Os últimos meses foram marcados por diversos protestos contra o racismo ao redor do mundo, tendo como estopim o assassinato de George Floyd por um policial branco nos Estados Unidos. As manifestações se iniciaram reivindicando justiça pela constante violência policial e pelo fim do racismo estrutural, mas foram marcadas também pela derrubada de estátuas e monumentos de personagens históricos ligados ao passado colonialista de diversos países, principalmente na Europa. No Dia Nacional do Patrimônio Histórico, deveríamos nos perguntar: que personagens são valorizados em detrimento de outros no Brasil? Como isso molda nossa identidade nacional?
Uma premissa bastante comum nos estudos sobre memória é que certos eventos marcantes como genocídio, guerra, terrorismo, transições de regime radicais, lutas civis e identitárias geram desafios sérios e muitas vezes catastróficos para entendimento coletivo de uma nação sobre sua “memória” de tais acontecimentos traumáticos. Assim, cada nação enfrenta a decisão política de como lidar com seu passado, que pode mobilizar o sofrimento de um grupo e a vitória de outro ao mesmo tempo.

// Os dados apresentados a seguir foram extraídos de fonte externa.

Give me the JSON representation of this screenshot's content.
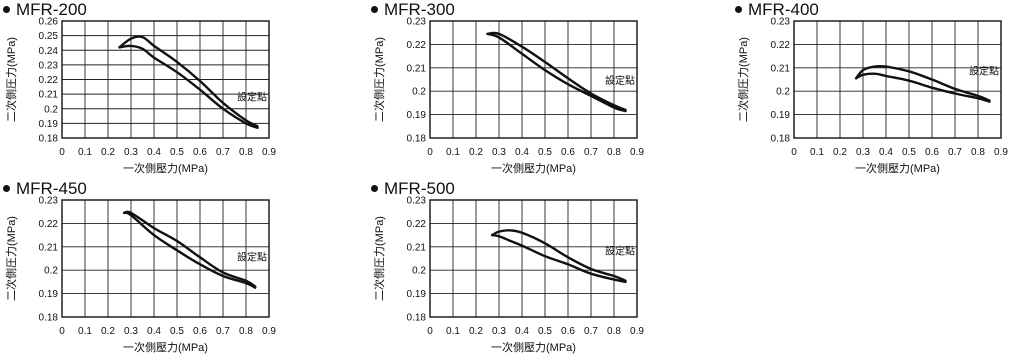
{
  "charts": [
    {
      "title": "MFR-200",
      "chart_data": {
        "type": "line",
        "title": "MFR-200",
        "xlabel": "一次側壓力(MPa)",
        "ylabel": "二次側圧力(MPa)",
        "xlim": [
          0,
          0.9
        ],
        "ylim": [
          0.18,
          0.26
        ],
        "x_ticks": [
          "0",
          "0.1",
          "0.2",
          "0.3",
          "0.4",
          "0.5",
          "0.6",
          "0.7",
          "0.8",
          "0.9"
        ],
        "y_ticks": [
          "0.18",
          "0.19",
          "0.2",
          "0.21",
          "0.22",
          "0.23",
          "0.24",
          "0.25",
          "0.26"
        ],
        "grid": true,
        "annotation": "設定點",
        "series": [
          {
            "values": [
              [
                0.25,
                0.242
              ],
              [
                0.3,
                0.248
              ],
              [
                0.35,
                0.249
              ],
              [
                0.4,
                0.243
              ],
              [
                0.5,
                0.232
              ],
              [
                0.6,
                0.219
              ],
              [
                0.7,
                0.204
              ],
              [
                0.8,
                0.192
              ],
              [
                0.85,
                0.188
              ]
            ]
          },
          {
            "values": [
              [
                0.25,
                0.242
              ],
              [
                0.3,
                0.243
              ],
              [
                0.35,
                0.241
              ],
              [
                0.4,
                0.235
              ],
              [
                0.5,
                0.225
              ],
              [
                0.6,
                0.213
              ],
              [
                0.7,
                0.2
              ],
              [
                0.8,
                0.19
              ],
              [
                0.85,
                0.187
              ]
            ]
          }
        ]
      }
    },
    {
      "title": "MFR-300",
      "chart_data": {
        "type": "line",
        "title": "MFR-300",
        "xlabel": "一次側壓力(MPa)",
        "ylabel": "二次側圧力(MPa)",
        "xlim": [
          0,
          0.9
        ],
        "ylim": [
          0.18,
          0.23
        ],
        "x_ticks": [
          "0",
          "0.1",
          "0.2",
          "0.3",
          "0.4",
          "0.5",
          "0.6",
          "0.7",
          "0.8",
          "0.9"
        ],
        "y_ticks": [
          "0.18",
          "0.19",
          "0.2",
          "0.21",
          "0.22",
          "0.23"
        ],
        "grid": true,
        "annotation": "設定點",
        "series": [
          {
            "values": [
              [
                0.25,
                0.2245
              ],
              [
                0.3,
                0.2245
              ],
              [
                0.4,
                0.219
              ],
              [
                0.5,
                0.2125
              ],
              [
                0.6,
                0.2055
              ],
              [
                0.7,
                0.199
              ],
              [
                0.8,
                0.194
              ],
              [
                0.85,
                0.192
              ]
            ]
          },
          {
            "values": [
              [
                0.25,
                0.2245
              ],
              [
                0.3,
                0.223
              ],
              [
                0.4,
                0.216
              ],
              [
                0.5,
                0.209
              ],
              [
                0.6,
                0.203
              ],
              [
                0.7,
                0.198
              ],
              [
                0.8,
                0.193
              ],
              [
                0.85,
                0.1915
              ]
            ]
          }
        ]
      }
    },
    {
      "title": "MFR-400",
      "chart_data": {
        "type": "line",
        "title": "MFR-400",
        "xlabel": "一次側壓力(MPa)",
        "ylabel": "二次側圧力(MPa)",
        "xlim": [
          0,
          0.9
        ],
        "ylim": [
          0.18,
          0.23
        ],
        "x_ticks": [
          "0",
          "0.1",
          "0.2",
          "0.3",
          "0.4",
          "0.5",
          "0.6",
          "0.7",
          "0.8",
          "0.9"
        ],
        "y_ticks": [
          "0.18",
          "0.19",
          "0.2",
          "0.21",
          "0.22",
          "0.23"
        ],
        "grid": true,
        "annotation": "設定點",
        "series": [
          {
            "values": [
              [
                0.27,
                0.2055
              ],
              [
                0.3,
                0.209
              ],
              [
                0.35,
                0.2105
              ],
              [
                0.4,
                0.2105
              ],
              [
                0.5,
                0.2085
              ],
              [
                0.6,
                0.205
              ],
              [
                0.7,
                0.201
              ],
              [
                0.8,
                0.198
              ],
              [
                0.85,
                0.196
              ]
            ]
          },
          {
            "values": [
              [
                0.27,
                0.2055
              ],
              [
                0.3,
                0.207
              ],
              [
                0.35,
                0.2075
              ],
              [
                0.4,
                0.2065
              ],
              [
                0.5,
                0.2045
              ],
              [
                0.6,
                0.2015
              ],
              [
                0.7,
                0.199
              ],
              [
                0.8,
                0.197
              ],
              [
                0.85,
                0.1955
              ]
            ]
          }
        ]
      }
    },
    {
      "title": "MFR-450",
      "chart_data": {
        "type": "line",
        "title": "MFR-450",
        "xlabel": "一次側壓力(MPa)",
        "ylabel": "二次側圧力(MPa)",
        "xlim": [
          0,
          0.9
        ],
        "ylim": [
          0.18,
          0.23
        ],
        "x_ticks": [
          "0",
          "0.1",
          "0.2",
          "0.3",
          "0.4",
          "0.5",
          "0.6",
          "0.7",
          "0.8",
          "0.9"
        ],
        "y_ticks": [
          "0.18",
          "0.19",
          "0.2",
          "0.21",
          "0.22",
          "0.23"
        ],
        "grid": true,
        "annotation": "設定點",
        "series": [
          {
            "values": [
              [
                0.27,
                0.2245
              ],
              [
                0.3,
                0.2245
              ],
              [
                0.4,
                0.218
              ],
              [
                0.5,
                0.2125
              ],
              [
                0.6,
                0.2055
              ],
              [
                0.7,
                0.199
              ],
              [
                0.8,
                0.1955
              ],
              [
                0.84,
                0.193
              ]
            ]
          },
          {
            "values": [
              [
                0.27,
                0.2245
              ],
              [
                0.3,
                0.2235
              ],
              [
                0.4,
                0.215
              ],
              [
                0.5,
                0.2085
              ],
              [
                0.6,
                0.2025
              ],
              [
                0.7,
                0.1975
              ],
              [
                0.8,
                0.1945
              ],
              [
                0.84,
                0.1925
              ]
            ]
          }
        ]
      }
    },
    {
      "title": "MFR-500",
      "chart_data": {
        "type": "line",
        "title": "MFR-500",
        "xlabel": "一次側壓力(MPa)",
        "ylabel": "二次側圧力(MPa)",
        "xlim": [
          0,
          0.9
        ],
        "ylim": [
          0.18,
          0.23
        ],
        "x_ticks": [
          "0",
          "0.1",
          "0.2",
          "0.3",
          "0.4",
          "0.5",
          "0.6",
          "0.7",
          "0.8",
          "0.9"
        ],
        "y_ticks": [
          "0.18",
          "0.19",
          "0.2",
          "0.21",
          "0.22",
          "0.23"
        ],
        "grid": true,
        "annotation": "設定點",
        "series": [
          {
            "values": [
              [
                0.27,
                0.215
              ],
              [
                0.3,
                0.2165
              ],
              [
                0.35,
                0.217
              ],
              [
                0.4,
                0.216
              ],
              [
                0.5,
                0.2115
              ],
              [
                0.6,
                0.2055
              ],
              [
                0.7,
                0.2005
              ],
              [
                0.8,
                0.1975
              ],
              [
                0.85,
                0.1955
              ]
            ]
          },
          {
            "values": [
              [
                0.27,
                0.215
              ],
              [
                0.3,
                0.2145
              ],
              [
                0.35,
                0.2125
              ],
              [
                0.4,
                0.2105
              ],
              [
                0.5,
                0.206
              ],
              [
                0.6,
                0.2025
              ],
              [
                0.7,
                0.1985
              ],
              [
                0.8,
                0.196
              ],
              [
                0.85,
                0.195
              ]
            ]
          }
        ]
      }
    }
  ]
}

Dessa forma, monumentos possuem diversas finalidades políticas. Eles podem, por exemplo, fazer alusão ao mito originário daquela identidade nacional, reconhecer grandes líderes que mudaram o percurso da História ou até nunca nos deixar esquecer o que fizemos no passado. No primeiro caso, podemos citar a Loba Capitolina, que narra a criação de Roma, e o Monumento de Gazimestan, que nos lembra da Batalha do Kosovo, a lenda fundacional da Sérvia.
Loba Capitolina no Museu Capitolino, em Roma, Itália
Em segundo lugar, temos as estátuas citadas anteriormente que foram derrubadas, como a do rei Leopoldo II na Bélgica e o traficante de escravos, Edward Colston, no Reino Unido.
E no Brasil? Derrubamos alguma estátua nesses últimos meses? A resposta é não, mas não ficamos de fora do debate. Como sabemos, o Brasil possui um passado genocida e escravocrata mascarado em uma suposta identidade cordial. Afinal de contas, o Brasil é o país do futuro, certo? Esse texto nos mostra como a memória é mobilizada por uns a fim de gerar um imaginário coletivo sobre nosso passado. Essa estória vira História, buscando desviar o foco ou até esconder um passado violento a fim de gerar “coesão nacional” ou boas relações com outros grupos, por exemplo, antigas metrópoles. Para ilustrar, podemos citar os monumentos de bandeirantes em São Paulo, como o de Manuel de Borba Gato, que era conhecido por escravizar e caçar indígenas.
Outro exemplo são as estátuas de Cristóvão Colombo e Pedro Álvares Cabral, personagens-chave para a “conquista” do continente americano pelos europeus.
Cristóvão Colombo, localizado na Praça Panamericana, São Paulo, Brasil
Por outro lado, também é importante questionar: valorizamos monumentos que buscam nos lembrar de momentos que nunca queremos repetir no Brasil? A resposta também é não. Um dos exemplos mais emblemáticos é o do Cais do Valongo no Rio de Janeiro. Declarado Patrimônio Mundial pela Organização das Nações Unidas para a Educação, a Ciência e a Cultura (UNESCO) em 2018, esse sítio abriga memórias ligadas a dor e a sobrevivência de antepassados dos afrodescendentes brasileiros. É estimado que em 100 anos de funcionamento (1811-1911), cerca de 1 milhão de pessoas que foram escravizadas desembarcaram no Brasil por ali.
Desde sua descoberta, em 2011, durante as obras de revitalização da zona portuária, houve um esforço do governo federal, do ativismo negro e do Instituto do Patrimônio Histórico e Artístico Nacional (IPHAN) para a preservação da memória representada no cais em concordância com o prazo de 2020 para as reformas de preservação estipulado pela UNESCO. Contudo, o que vemos nos últimos meses é um monumento alagado por uma falha do sistema de drenagem e o descaso do Estado com o projeto.